No entanto, mudar comportamentos é mais difícil: “Reconhecer a mentira é um passo. Tomar a vacina, outro”, aponta o psicólogo Jon Roozenbeek, do King’s College London. Para ajudar nessa tarefa, ele e outros pesquisadores lançaram o site https://jitsuvax.info/welcome.
Nos Estados Unidos, o avanço de discursos antivacina ganhou novo fôlego com a nomeação de Robert F. Kennedy Jr. para o comando do Departamento de Saúde e Serviços Humanos (HHS). Kennedy é conhecido por suas falas desinformadas sobre vacinas e autismo, associação que já foi amplamente refutada por estudos científicos e cuja origem remonta a um artigo fraudulento publicado em 1998 na Lancet.
A cientista Sophia Newcomer, da Universidade de Montana, relata que perdeu seu financiamento após cortes no NIH (Instituto Nacional de Saúde), que cancelou quase metade dos estudos sobre hesitação vacinal. “Os ativistas antivacina estão anos-luz à frente”, lamenta Larson. “Eles são organizados, financiados e estão determinados a minar a confiança na vacinação como política pública.”

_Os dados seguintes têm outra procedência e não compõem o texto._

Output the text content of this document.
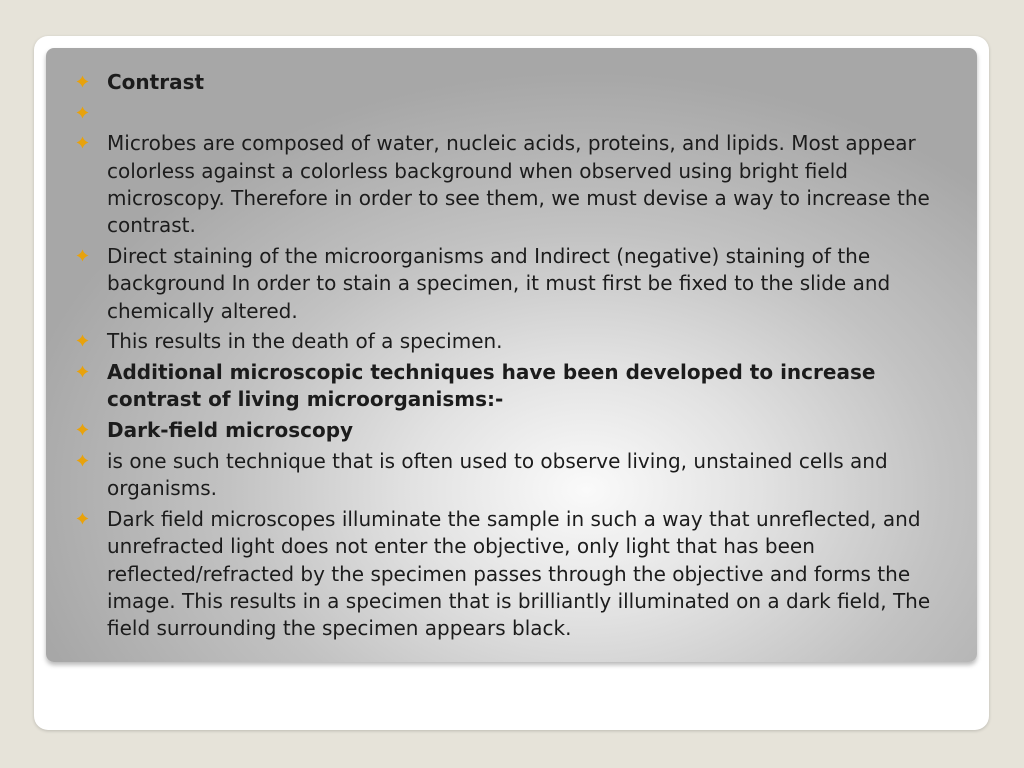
Contrast
Microbes are composed of water, nucleic acids, proteins, and lipids. Most appear colorless against a colorless background when observed using bright field microscopy. Therefore in order to see them, we must devise a way to increase the contrast.
Direct staining of the microorganisms and Indirect (negative) staining of the background In order to stain a specimen, it must first be fixed to the slide and chemically altered.
This results in the death of a specimen.
Additional microscopic techniques have been developed to increase contrast of living microorganisms:-
Dark-field microscopy
is one such technique that is often used to observe living, unstained cells and organisms.
Dark field microscopes illuminate the sample in such a way that unreflected, and unrefracted light does not enter the objective, only light that has been reflected/refracted by the specimen passes through the objective and forms the image. This results in a specimen that is brilliantly illuminated on a dark field, The field surrounding the specimen appears black.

O combate à hesitação vacinal é, sem dúvidas, complexo e exige múltiplas frentes: escuta ativa, empatia, informação clara, presença digital e fortalecimento das instituições de saúde. A mensagem mais importante é que todas as pessoas, profissionais da saúde ou não, podem ajudar compartilhando confiança, respeito e conhecimento.